Matthew Barney rarely leaves one ambivalent; in fact, it’s hard to think of a living artist quite so polarizing. On the one hand, you have people like New York Times critic Michael Kimmelman declaring Barney “the most important American artist of his generation,” and on the other hand there’s the Village Voice’s Ed Halter using words like “masturbatory,” “ritual self-involvement” and “superficial foofery.” How it is that he is the subject of such a tepid documentary is nearly as much of a mystery as the often convoluted allegory of his art.
The main problem with Alison Chernick’s film, Matthew Barney: No Restraint, which screened last night at the Hirshhorn in the first of three Barney-related events at the museum in the next few months, is that it can’t really settle on what it wants to be.
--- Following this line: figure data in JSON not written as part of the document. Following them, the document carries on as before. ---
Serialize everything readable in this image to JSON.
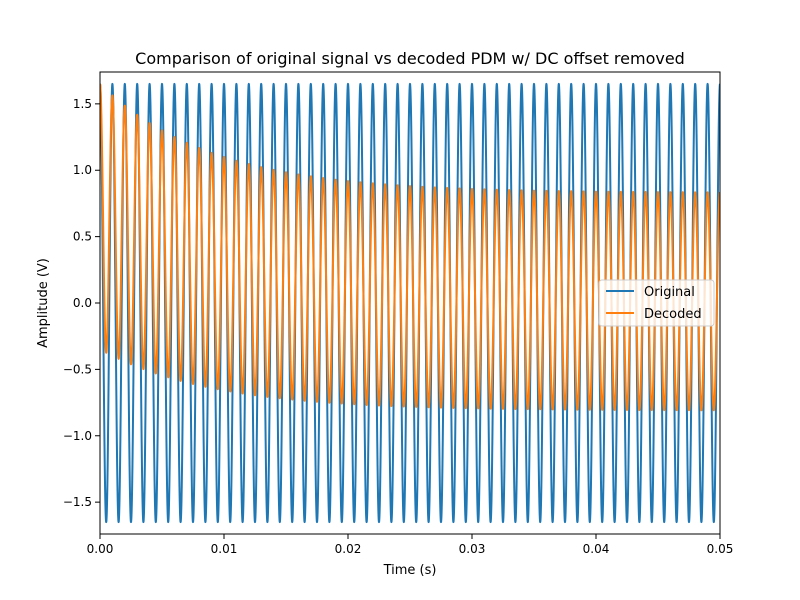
{
  "chart_data": {
    "type": "line",
    "title": "Comparison of original signal vs decoded PDM w/ DC offset removed",
    "xlabel": "Time (s)",
    "ylabel": "Amplitude (V)",
    "xlim": [
      0.0,
      0.05
    ],
    "ylim": [
      -1.74,
      1.74
    ],
    "xticks": [
      0.0,
      0.01,
      0.02,
      0.03,
      0.04,
      0.05
    ],
    "xtick_labels": [
      "0.00",
      "0.01",
      "0.02",
      "0.03",
      "0.04",
      "0.05"
    ],
    "yticks": [
      -1.5,
      -1.0,
      -0.5,
      0.0,
      0.5,
      1.0,
      1.5
    ],
    "ytick_labels": [
      "−1.5",
      "−1.0",
      "−0.5",
      "0.0",
      "0.5",
      "1.0",
      "1.5"
    ],
    "grid": false,
    "legend_position": "center-right",
    "series": [
      {
        "name": "Original",
        "color": "#1f77b4",
        "form": "sine",
        "amplitude": 1.65,
        "frequency_hz": 1000,
        "phase_deg": 90
      },
      {
        "name": "Decoded",
        "color": "#ff7f0e",
        "form": "decaying-offset sine",
        "frequency_hz": 1000,
        "phase_deg": 90,
        "amplitude_start": 1.0,
        "amplitude_end": 0.82,
        "offset_start": 0.65,
        "offset_end": 0.01,
        "time_constant_s": 0.009
      }
    ]
  }
}
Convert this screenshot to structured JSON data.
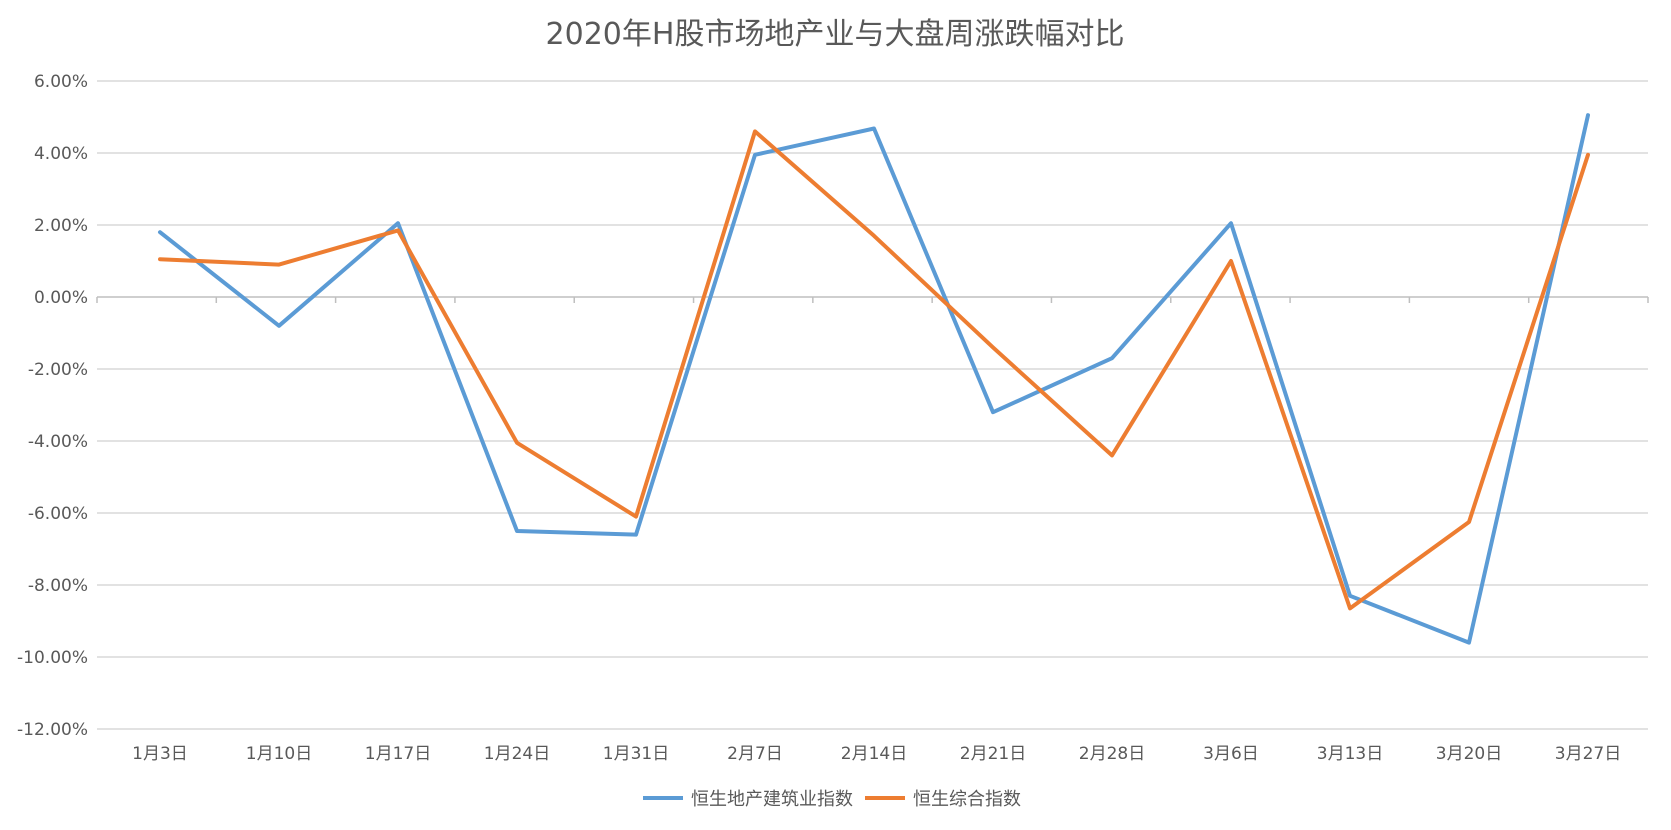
{
  "chart_data": {
    "type": "line",
    "title": "2020年H股市场地产业与大盘周涨跌幅对比",
    "xlabel": "",
    "ylabel": "",
    "categories": [
      "1月3日",
      "1月10日",
      "1月17日",
      "1月24日",
      "1月31日",
      "2月7日",
      "2月14日",
      "2月21日",
      "2月28日",
      "3月6日",
      "3月13日",
      "3月20日",
      "3月27日"
    ],
    "y_ticks": [
      "6.00%",
      "4.00%",
      "2.00%",
      "0.00%",
      "-2.00%",
      "-4.00%",
      "-6.00%",
      "-8.00%",
      "-10.00%",
      "-12.00%"
    ],
    "ylim": [
      -12,
      6
    ],
    "y_unit": "%",
    "grid": true,
    "legend_position": "bottom",
    "series": [
      {
        "name": "恒生地产建筑业指数",
        "color": "#5b9bd5",
        "values": [
          1.8,
          -0.8,
          2.05,
          -6.5,
          -6.6,
          3.95,
          4.68,
          -3.2,
          -1.7,
          2.05,
          -8.3,
          -9.6,
          5.05
        ]
      },
      {
        "name": "恒生综合指数",
        "color": "#ed7d31",
        "values": [
          1.05,
          0.9,
          1.85,
          -4.05,
          -6.1,
          4.6,
          1.7,
          -1.4,
          -4.4,
          1.0,
          -8.65,
          -6.25,
          3.95
        ]
      }
    ]
  }
}
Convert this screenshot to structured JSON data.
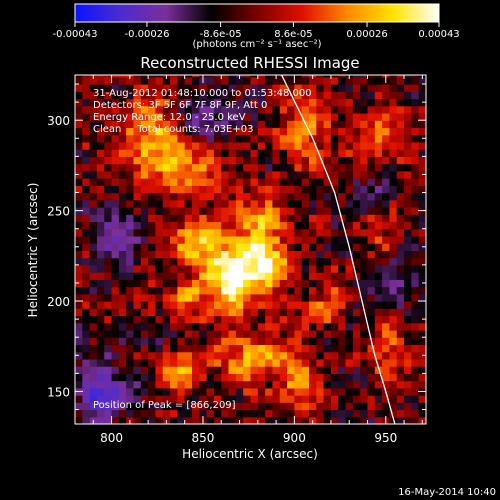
{
  "chart_data": {
    "type": "heatmap",
    "title": "Reconstructed RHESSI Image",
    "xlabel": "Heliocentric X (arcsec)",
    "ylabel": "Heliocentric Y (arcsec)",
    "xlim": [
      780,
      972
    ],
    "ylim": [
      132,
      325
    ],
    "x_ticks": [
      "800",
      "850",
      "900",
      "950"
    ],
    "y_ticks": [
      "150",
      "200",
      "250",
      "300"
    ],
    "colorbar": {
      "range": [
        -0.00043,
        0.00043
      ],
      "tick_labels": [
        "-0.00043",
        "-0.00026",
        "-8.6e-05",
        "8.6e-05",
        "0.00026",
        "0.00043"
      ],
      "unit_label": "(photons cm⁻² s⁻¹ asec⁻²)",
      "colors": [
        "#0a14ff",
        "#4b2bd0",
        "#7a2f9a",
        "#000000",
        "#7a0000",
        "#e01000",
        "#ff8a00",
        "#ffe400",
        "#ffffff"
      ]
    },
    "annotations": [
      "31-Aug-2012 01:48:10.000 to 01:53:48.000",
      "Detectors: 3F 5F 6F 7F 8F 9F, Att 0",
      "Energy Range: 12.0 - 25.0 keV",
      "Clean     Total counts: 7.03E+03"
    ],
    "peak_label": "Position of Peak = [866,209]",
    "peak": [
      866,
      209
    ],
    "limb_curve": [
      [
        893,
        325
      ],
      [
        910,
        290
      ],
      [
        922,
        260
      ],
      [
        930,
        230
      ],
      [
        937,
        200
      ],
      [
        944,
        170
      ],
      [
        950,
        150
      ],
      [
        955,
        132
      ]
    ],
    "sources": [
      {
        "x": 868,
        "y": 212,
        "sx": 10,
        "sy": 11,
        "amp": 1.0
      },
      {
        "x": 885,
        "y": 222,
        "sx": 9,
        "sy": 9,
        "amp": 0.7
      },
      {
        "x": 848,
        "y": 232,
        "sx": 11,
        "sy": 9,
        "amp": 0.65
      },
      {
        "x": 882,
        "y": 245,
        "sx": 10,
        "sy": 10,
        "amp": 0.6
      },
      {
        "x": 838,
        "y": 272,
        "sx": 13,
        "sy": 11,
        "amp": 0.5
      },
      {
        "x": 820,
        "y": 292,
        "sx": 14,
        "sy": 14,
        "amp": 0.55
      },
      {
        "x": 875,
        "y": 168,
        "sx": 13,
        "sy": 10,
        "amp": 0.55
      },
      {
        "x": 838,
        "y": 162,
        "sx": 9,
        "sy": 8,
        "amp": 0.45
      },
      {
        "x": 840,
        "y": 200,
        "sx": 9,
        "sy": 9,
        "amp": 0.5
      },
      {
        "x": 905,
        "y": 298,
        "sx": 9,
        "sy": 18,
        "amp": 0.45
      },
      {
        "x": 918,
        "y": 198,
        "sx": 8,
        "sy": 10,
        "amp": 0.4
      },
      {
        "x": 905,
        "y": 155,
        "sx": 9,
        "sy": 12,
        "amp": 0.4
      },
      {
        "x": 955,
        "y": 175,
        "sx": 10,
        "sy": 14,
        "amp": 0.25
      },
      {
        "x": 952,
        "y": 245,
        "sx": 10,
        "sy": 12,
        "amp": 0.25
      },
      {
        "x": 940,
        "y": 292,
        "sx": 12,
        "sy": 12,
        "amp": 0.3
      }
    ],
    "negative_regions": [
      {
        "x": 795,
        "y": 148,
        "sx": 10,
        "sy": 10,
        "amp": 0.55
      },
      {
        "x": 850,
        "y": 300,
        "sx": 10,
        "sy": 8,
        "amp": 0.45
      },
      {
        "x": 800,
        "y": 235,
        "sx": 9,
        "sy": 8,
        "amp": 0.4
      },
      {
        "x": 955,
        "y": 210,
        "sx": 10,
        "sy": 10,
        "amp": 0.3
      },
      {
        "x": 945,
        "y": 258,
        "sx": 8,
        "sy": 8,
        "amp": 0.3
      }
    ],
    "grid": false
  },
  "footer": {
    "date_stamp": "16-May-2014 10:40"
  }
}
Ostensibly, the movie is a behind-the-scenes look at the making of Barney’s latest piece, Drawing Restraint 9, which played in theatres and galleries earlier this year.
The documentary opens on the Japanese whaling ship, the Nisshin Maru, where most of DR9 was filmed. We then flash back to half a year earlier, as Barney does a test run of the molding process he’ll later use on the ship to create a sculpture with 45,000 pounds of his medium of choice, petroleum jelly. Returning to the deck of the ship, Barney is introduced to a thoroughly confused-looking bunch of sailors who are to assist him in making his film while they are at sea. Through much of the first half, Chernick jumps from this setting to a brief history of Barney’s rise to prominence as an artist. But for a documentary about the making of this one film, too much time is spent discussing his biography, and as a result, neither subject is addressed satisfyingly in the brief 71 minute running time. The end result amounts to little more than a promotional device for Barney and his film, or a special feature for the DVD release.